District of Columbia Councilman David Grosso is determined to institute a regulated marketplace for legal marijuana in the nation’s capital. For the third time in just over three years, Grosso, an at-large councilmember, introduced a bill to tax and regulate cannabis sales in D.C. on Tuesday. The Marijuana Legalization and Regulation Act of 2017 was co-introduced by two other D.C. councilmembers, Robert White and Brianne Nadeau.
D.C. is “in limbo status where [cannabis] is legal but it’s not legal, and I would love for us to get to a point where it’s regulated like alcohol,” Grosso told Law Street.

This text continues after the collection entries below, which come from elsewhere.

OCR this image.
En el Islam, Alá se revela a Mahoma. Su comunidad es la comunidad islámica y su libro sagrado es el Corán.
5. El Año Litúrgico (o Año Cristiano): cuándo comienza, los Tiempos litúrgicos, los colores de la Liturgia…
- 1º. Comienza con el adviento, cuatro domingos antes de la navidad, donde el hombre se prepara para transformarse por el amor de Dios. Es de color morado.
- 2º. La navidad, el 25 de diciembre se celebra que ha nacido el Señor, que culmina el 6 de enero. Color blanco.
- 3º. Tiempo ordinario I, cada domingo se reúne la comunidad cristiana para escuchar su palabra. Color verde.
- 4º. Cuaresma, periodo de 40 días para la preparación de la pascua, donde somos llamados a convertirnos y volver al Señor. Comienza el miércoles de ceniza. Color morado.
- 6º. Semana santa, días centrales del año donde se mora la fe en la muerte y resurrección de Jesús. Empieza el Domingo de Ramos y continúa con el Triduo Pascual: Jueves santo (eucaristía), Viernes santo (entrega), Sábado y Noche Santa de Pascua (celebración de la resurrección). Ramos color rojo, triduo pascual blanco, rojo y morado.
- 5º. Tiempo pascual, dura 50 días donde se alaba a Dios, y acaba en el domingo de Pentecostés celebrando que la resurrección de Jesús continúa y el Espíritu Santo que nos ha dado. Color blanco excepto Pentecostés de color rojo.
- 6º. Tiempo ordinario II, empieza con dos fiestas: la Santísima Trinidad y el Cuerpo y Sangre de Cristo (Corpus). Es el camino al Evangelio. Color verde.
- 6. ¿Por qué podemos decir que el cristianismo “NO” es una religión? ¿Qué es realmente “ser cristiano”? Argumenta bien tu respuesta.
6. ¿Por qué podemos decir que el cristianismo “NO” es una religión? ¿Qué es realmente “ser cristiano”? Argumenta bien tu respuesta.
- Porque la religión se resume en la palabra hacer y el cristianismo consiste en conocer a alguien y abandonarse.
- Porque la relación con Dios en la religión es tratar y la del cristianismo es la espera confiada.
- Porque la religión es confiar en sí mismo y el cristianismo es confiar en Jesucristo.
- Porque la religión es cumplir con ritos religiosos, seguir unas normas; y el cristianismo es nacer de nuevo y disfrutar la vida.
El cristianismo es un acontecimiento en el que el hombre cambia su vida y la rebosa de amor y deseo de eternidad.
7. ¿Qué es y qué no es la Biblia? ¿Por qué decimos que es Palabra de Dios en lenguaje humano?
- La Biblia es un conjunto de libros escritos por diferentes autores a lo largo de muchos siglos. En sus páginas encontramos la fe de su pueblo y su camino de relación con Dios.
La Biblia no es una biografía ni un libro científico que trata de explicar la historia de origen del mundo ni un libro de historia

Grosso, who proposed a similar bill in September 2013, and again in January 2015, said that as a member of D.C.’s legislative body, he has a responsibility to propose legislation that benefits his constituents and the city as a whole.
In November 2014, nearly 70 percent of D.C. residents voted for Initiative 71, which legalized the possession of marijuana in the city. The initiative legalized possession of up to two ounces of marijuana for people 21 and up. It also allowed people to gift, for no compensation, up to one ounce of marijuana. When the legalization initiative passed, Congress included language in the city’s budget that blocked it from regulating the sale of marijuana, making it markedly different from states like Colorado and Oregon that have legalized the sale of recreational marijuana in dispensaries.
This time around, many of Grosso’s colleagues declined to co-sign the bill, possibly deterred by a letter Congress sent two years ago, which explicitly stated that proposing marijuana legalization measures is a violation of federal law. That letter, Grosso said, nixed any chance of a hearing on the bill two years ago; there will likely be no hearing this year either.
Grosso is well aware that by proposing further marijuana legislation, he is flouting Congress. “I recognize that by introducing [the bill] is some level of infraction of the mandate that says don’t do it,” he said. “At the same time I’m not worried about that.” By proposing the legislation, Grosso is violating the federal Antideficiency Act, which prohibits federal employees from appropriating funds that have not been authorized.
But that law, Grosso said, has never been enforced. What if Congress did decide to enforce it? “I would frankly welcome that,” he said, adding that it “would bring attention to the situation… and [show] that Congress is the overlord of the District of Columbia.”